A loss that hits hard
Aesthetically, the loss of stately eastern hemlocks would be missed. But the biggest impact would be on the environment. Their deep shade, cool temperatures, water-cleansing ability and slowly decomposing trunks create unique microclimates.
It’s a critical habitat for many terrestrial and aquatic species. Nearly 96 bird species and 47 mammal species are tied to hemlock forests, not to mention insects and amphibians like salamanders. There are unique lichen and plant communities that dwell among the hemlocks.
And wild trout. Because hemlocks store and slowly release water, scientists warn that marginally coldwater streams may dry up if they lose their hemlock buffer.
Attempts to replace dead hemlocks with fir, spruce and pine trees, or rhododendrons, have proven that they are inadequate substitutes. “It’s got a specialized niche in our forest that is irreplaceable,” Salom said.

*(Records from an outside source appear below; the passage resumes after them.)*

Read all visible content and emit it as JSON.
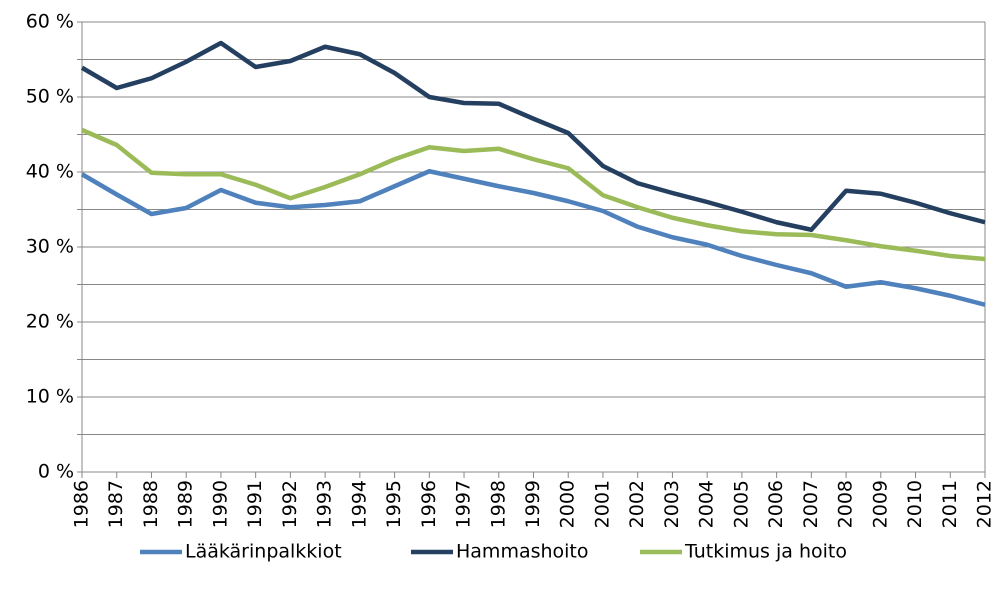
{
  "chart_data": {
    "type": "line",
    "x": [
      1986,
      1987,
      1988,
      1989,
      1990,
      1991,
      1992,
      1993,
      1994,
      1995,
      1996,
      1997,
      1998,
      1999,
      2000,
      2001,
      2002,
      2003,
      2004,
      2005,
      2006,
      2007,
      2008,
      2009,
      2010,
      2011,
      2012
    ],
    "xlim": [
      1986,
      2012
    ],
    "ylim": [
      0,
      60
    ],
    "yticks": [
      {
        "value": 0,
        "label": "0 %"
      },
      {
        "value": 10,
        "label": "10 %"
      },
      {
        "value": 20,
        "label": "20 %"
      },
      {
        "value": 30,
        "label": "30 %"
      },
      {
        "value": 40,
        "label": "40 %"
      },
      {
        "value": 50,
        "label": "50 %"
      },
      {
        "value": 60,
        "label": "60 %"
      }
    ],
    "minor_yticks": [
      5,
      15,
      25,
      35,
      45,
      55
    ],
    "grid": true,
    "legend": "bottom",
    "series": [
      {
        "name": "Lääkärinpalkkiot",
        "color": "#4f81bd",
        "values": [
          39.7,
          37.0,
          34.4,
          35.2,
          37.6,
          35.9,
          35.3,
          35.6,
          36.1,
          38.1,
          40.1,
          39.1,
          38.1,
          37.2,
          36.1,
          34.8,
          32.7,
          31.3,
          30.3,
          28.8,
          27.6,
          26.5,
          24.7,
          25.3,
          24.5,
          23.5,
          22.3
        ]
      },
      {
        "name": "Hammashoito",
        "color": "#243f60",
        "values": [
          53.9,
          51.2,
          52.5,
          54.7,
          57.2,
          54.0,
          54.8,
          56.7,
          55.7,
          53.2,
          50.0,
          49.2,
          49.1,
          47.1,
          45.2,
          40.8,
          38.5,
          37.2,
          36.0,
          34.7,
          33.3,
          32.3,
          37.5,
          37.1,
          35.9,
          34.5,
          33.3
        ]
      },
      {
        "name": "Tutkimus ja hoito",
        "color": "#9bbb59",
        "values": [
          45.6,
          43.6,
          39.9,
          39.7,
          39.7,
          38.3,
          36.5,
          38.0,
          39.7,
          41.7,
          43.3,
          42.8,
          43.1,
          41.7,
          40.5,
          36.9,
          35.3,
          33.9,
          32.9,
          32.1,
          31.7,
          31.6,
          30.9,
          30.1,
          29.5,
          28.8,
          28.4
        ]
      }
    ]
  }
}
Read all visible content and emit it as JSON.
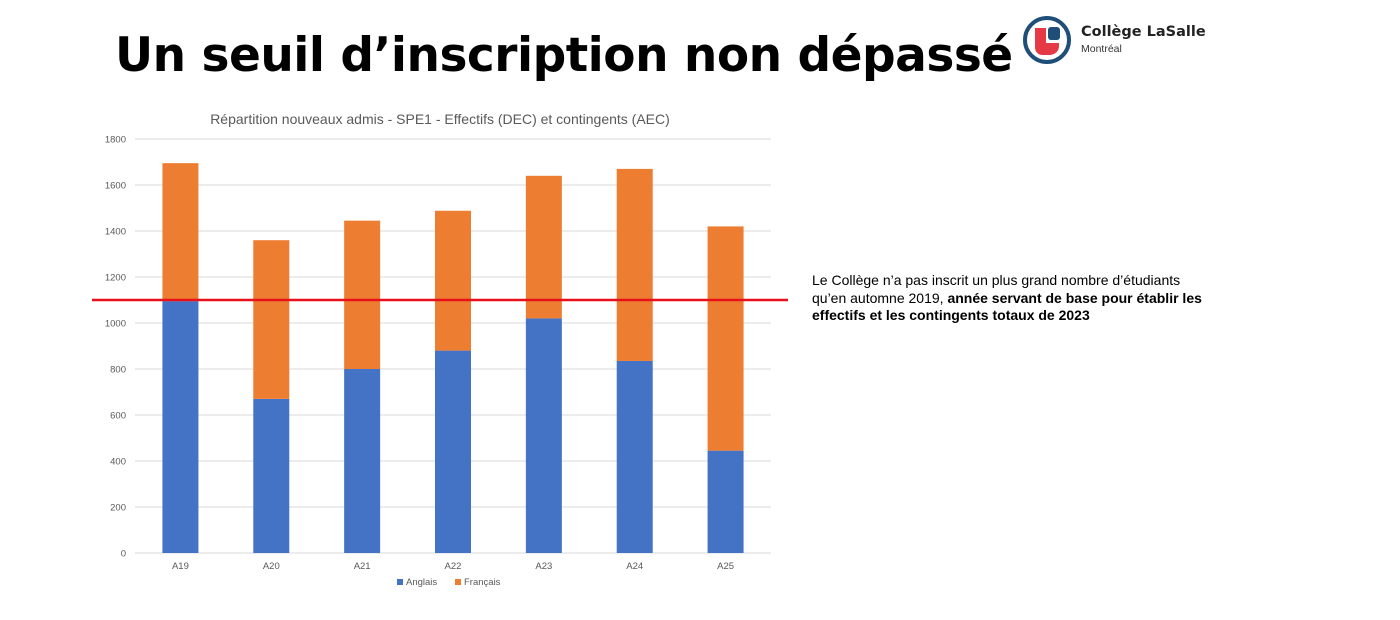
{
  "slide": {
    "title": "Un seuil d’inscription non dépassé"
  },
  "logo": {
    "name": "Collège LaSalle",
    "sub": "Montréal",
    "colors": {
      "ring": "#1f4e79",
      "mark": "#e63946"
    }
  },
  "note": {
    "text_regular": "Le Collège n’a pas inscrit un plus grand nombre d’étudiants qu’en automne 2019, ",
    "text_bold": "année servant de base pour établir les effectifs et les contingents totaux de 2023"
  },
  "chart_data": {
    "type": "bar",
    "stacked": true,
    "title": "Répartition nouveaux admis - SPE1 - Effectifs (DEC) et contingents (AEC)",
    "xlabel": "",
    "ylabel": "",
    "categories": [
      "A19",
      "A20",
      "A21",
      "A22",
      "A23",
      "A24",
      "A25"
    ],
    "series": [
      {
        "name": "Anglais",
        "color": "#4472c4",
        "values": [
          1095,
          670,
          800,
          880,
          1020,
          835,
          445
        ]
      },
      {
        "name": "Français",
        "color": "#ed7d31",
        "values": [
          600,
          690,
          645,
          608,
          620,
          835,
          975
        ]
      }
    ],
    "ylim": [
      0,
      1800
    ],
    "yticks": [
      0,
      200,
      400,
      600,
      800,
      1000,
      1200,
      1400,
      1600,
      1800
    ],
    "grid": true,
    "legend_position": "bottom",
    "threshold": {
      "value": 1100,
      "color": "#e8101a"
    }
  }
}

If being attacked by insects isn’t enough, warming global temperatures are another threat to hemlocks, because cold weather helps to kill off adelgids.
Those involved in fighting for hemlocks’ survival often harbor a soft spot for the tree.
“It’s way more than a timber species,” stressed Mausel of the U.S. Forest Service, who considers hemlocks important for everything from holding tree stands for hunting to writing poetry. “The U.S. Forest Service remains committed to the sustainability of hemlocks, and the next 20 years are as important as the last 20 years.”
Eggen added, “When you walk through a hemlock forest, you are experiencing a unique habitat that is only found in a hemlock forest. Many of those large hemlocks are hundreds of years old. It’s like walking through history. “When you walk through a place like that, I know why we do what we do. This is what I’m trying to protect.”